И уже через несколько дней она принесла матери маленькую книжечку, заставившую Анастасию Савельевну не спать ночь.
И на утро Анастасия Савельевна опять ревела. И жалко ей было всех — и убитых в тюрьмах, и — еще больше — тех, кто сыто молчал о преступлениях на воле — прикрывая своим молчанием массовых убийц.

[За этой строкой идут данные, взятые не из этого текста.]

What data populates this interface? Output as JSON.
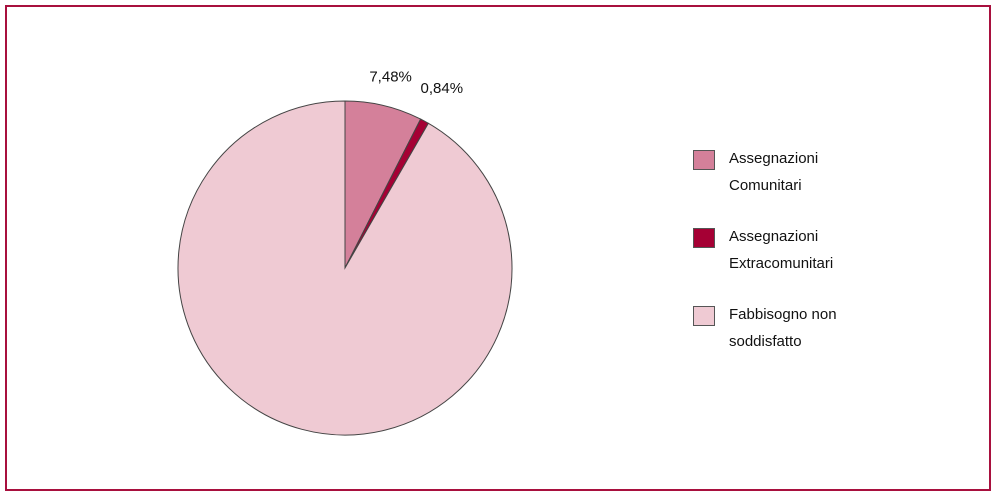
{
  "chart_data": {
    "type": "pie",
    "categories": [
      "Assegnazioni Comunitari",
      "Assegnazioni Extracomunitari",
      "Fabbisogno non soddisfatto"
    ],
    "values": [
      7.48,
      0.84,
      91.68
    ],
    "value_labels": [
      "7,48%",
      "0,84%",
      null
    ],
    "colors": [
      "#d4809a",
      "#a50034",
      "#efcad3"
    ],
    "legend": "right"
  }
}
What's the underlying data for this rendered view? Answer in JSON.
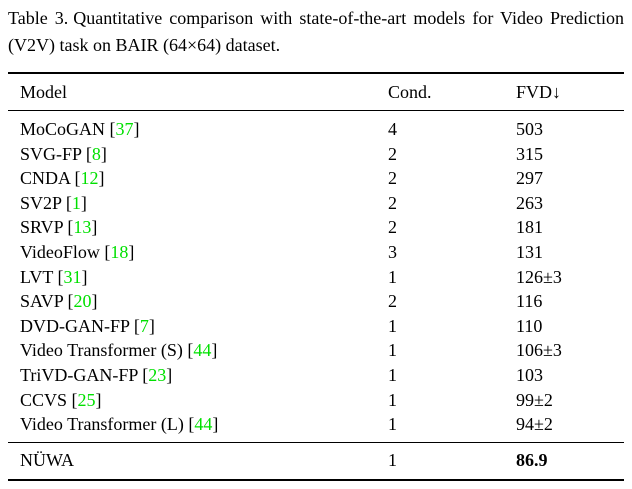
{
  "caption": {
    "label": "Table 3.",
    "text": "Quantitative comparison with state-of-the-art models for Video Prediction (V2V) task on BAIR (64×64) dataset."
  },
  "table": {
    "headers": {
      "model": "Model",
      "cond": "Cond.",
      "fvd": "FVD↓"
    },
    "rows": [
      {
        "model": "MoCoGAN",
        "cite": "37",
        "cond": "4",
        "fvd": "503"
      },
      {
        "model": "SVG-FP",
        "cite": "8",
        "cond": "2",
        "fvd": "315"
      },
      {
        "model": "CNDA",
        "cite": "12",
        "cond": "2",
        "fvd": "297"
      },
      {
        "model": "SV2P",
        "cite": "1",
        "cond": "2",
        "fvd": "263"
      },
      {
        "model": "SRVP",
        "cite": "13",
        "cond": "2",
        "fvd": "181"
      },
      {
        "model": "VideoFlow",
        "cite": "18",
        "cond": "3",
        "fvd": "131"
      },
      {
        "model": "LVT",
        "cite": "31",
        "cond": "1",
        "fvd": "126±3"
      },
      {
        "model": "SAVP",
        "cite": "20",
        "cond": "2",
        "fvd": "116"
      },
      {
        "model": "DVD-GAN-FP",
        "cite": "7",
        "cond": "1",
        "fvd": "110"
      },
      {
        "model": "Video Transformer (S)",
        "cite": "44",
        "cond": "1",
        "fvd": "106±3"
      },
      {
        "model": "TriVD-GAN-FP",
        "cite": "23",
        "cond": "1",
        "fvd": "103"
      },
      {
        "model": "CCVS",
        "cite": "25",
        "cond": "1",
        "fvd": "99±2"
      },
      {
        "model": "Video Transformer (L)",
        "cite": "44",
        "cond": "1",
        "fvd": "94±2"
      }
    ],
    "highlight_row": {
      "model": "NÜWA",
      "cite": "",
      "cond": "1",
      "fvd": "86.9"
    }
  },
  "colors": {
    "citation_green": "#00e000",
    "text": "#000000",
    "background": "#ffffff"
  }
}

А еще через день произошел обратный кризис: когда Елена вышла утром, потягиваясь, на кухню, мать, сидя за разложенным красным столиком, уже не ревела, а беззвучно рыдала, вскочила, протянула Елене американскую книжечку, обернутую, для конспирации, в газету («Верни тому, кто тебе дал»), Елена вопросительно, протирая глаза, на нее посмотрела, книжку не беря, а мать, застыв в этой дурацкой позе, с вытянутой рукой, со свертком в кулаке, между холодильником и раковиной, с другой стороны стола, пошла повторять чудовищные, крайне противоречивые, вещи:
— Твоя статья, которую ты мне прочитала — ужасная… Ужасная! Как ты могла такое понести в редакцию?! Как тебе в голову такое даже пришло?!
— В смысле? Она, что, плохо написана? — изумилась, поначалу, Елена, чуть расстроившись, что Анастасия Савельевна, видимо, из-за желания ее поддержать, была прежде неискрення, и ее перехвалила.
— В том-то и дело, что написано прекрасно… — рыдала, уже в голос, мать, дрожащей рукой все тыча и тыча тамиздатовской книжкой в воздух. — Нельзя так писать! Нельзя! Ничего здесь нельзя вслух говорить! Я и здесь-то, дома боюсь, что кто-то услышит, — всхлипывала Анастасия Савельевна, — …а ты в газету такое понесла! Ты же ничего не понимаешь: всё же может вернуться — завтра! Ты, что, хочешь, чтобы тебя убили?!